My weight this morning was 180.6, down a full lb from last Tuesday. For many people, losing only one pound a week will be much too slow to satisfy their rush to get the weight off. But for me, it's not just about losing weight, it's about enjoying life while I'm losing it and having the confidence to know that what I am doing is inspired by Heavenly Father -- He knows much better than anyone else what my body needs at this time. I still can't believe I am even losing weight at all from a 1750 calorie budget. Steps take me about 50 minutes or so, and since I do them at home, I don't have any lost time from driving to and from a gym. I'm able to listen to scriptures while I do steps, so I am not only strengthening my body, but nourishing my spirit.

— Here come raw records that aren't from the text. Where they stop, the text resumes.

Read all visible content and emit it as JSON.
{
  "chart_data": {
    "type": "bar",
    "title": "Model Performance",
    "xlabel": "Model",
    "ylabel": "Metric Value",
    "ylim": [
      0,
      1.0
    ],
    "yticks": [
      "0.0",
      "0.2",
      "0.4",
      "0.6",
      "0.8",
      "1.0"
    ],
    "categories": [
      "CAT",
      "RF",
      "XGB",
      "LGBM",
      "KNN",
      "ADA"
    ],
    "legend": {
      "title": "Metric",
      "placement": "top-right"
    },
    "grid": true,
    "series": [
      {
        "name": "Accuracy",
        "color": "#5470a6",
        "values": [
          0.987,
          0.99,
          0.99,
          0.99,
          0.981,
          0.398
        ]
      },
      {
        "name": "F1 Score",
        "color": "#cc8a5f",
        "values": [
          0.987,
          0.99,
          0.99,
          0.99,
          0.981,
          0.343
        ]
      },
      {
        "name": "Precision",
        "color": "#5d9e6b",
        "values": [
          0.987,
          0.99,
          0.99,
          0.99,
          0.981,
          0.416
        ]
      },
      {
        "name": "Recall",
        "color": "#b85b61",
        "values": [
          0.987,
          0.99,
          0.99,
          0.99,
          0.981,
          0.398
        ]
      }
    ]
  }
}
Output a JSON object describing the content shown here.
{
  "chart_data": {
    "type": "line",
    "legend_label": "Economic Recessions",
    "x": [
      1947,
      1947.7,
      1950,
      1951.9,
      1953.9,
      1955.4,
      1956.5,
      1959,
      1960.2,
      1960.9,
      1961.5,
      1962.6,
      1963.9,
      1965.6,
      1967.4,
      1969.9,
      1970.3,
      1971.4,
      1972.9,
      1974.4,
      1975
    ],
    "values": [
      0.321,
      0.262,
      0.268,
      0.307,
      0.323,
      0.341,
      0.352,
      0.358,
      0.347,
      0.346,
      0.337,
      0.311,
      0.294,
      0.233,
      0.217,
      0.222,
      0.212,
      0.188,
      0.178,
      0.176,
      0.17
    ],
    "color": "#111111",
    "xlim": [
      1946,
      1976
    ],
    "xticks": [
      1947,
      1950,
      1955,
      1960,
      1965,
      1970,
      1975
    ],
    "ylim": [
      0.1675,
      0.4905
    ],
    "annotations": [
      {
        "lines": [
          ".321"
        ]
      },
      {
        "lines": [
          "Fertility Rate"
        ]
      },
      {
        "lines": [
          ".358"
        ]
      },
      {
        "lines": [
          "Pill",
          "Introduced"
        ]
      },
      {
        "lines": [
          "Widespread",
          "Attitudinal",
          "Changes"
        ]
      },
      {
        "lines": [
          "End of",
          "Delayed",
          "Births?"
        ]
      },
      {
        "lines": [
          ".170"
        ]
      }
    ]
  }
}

It's a very good program for me, and I'm indeed grateful for the inspiration from Heavenly Father. I don't know what mechanism fails when we let ourselves go like that, but I feel it is just one of the addictive behaviors that plague our society -- be it drugs, or alcohol, or food, or pornography, or computer games, or whatever. God gives us weaknesses so we may become strong. Whatever weakness we have, it's for our good.
Here's my progress chart. Click to enlarge.
Edited to Add:
I had barely gotten started with my steps tonight when I felt inspired to do 200 each of the 5 arm exercises -- so I did. That was tough. Since I do the arm exercises for half (10 out of each 20 steps), that totaled 100 repetitions of each exercise, using 10 lb weights in each hand.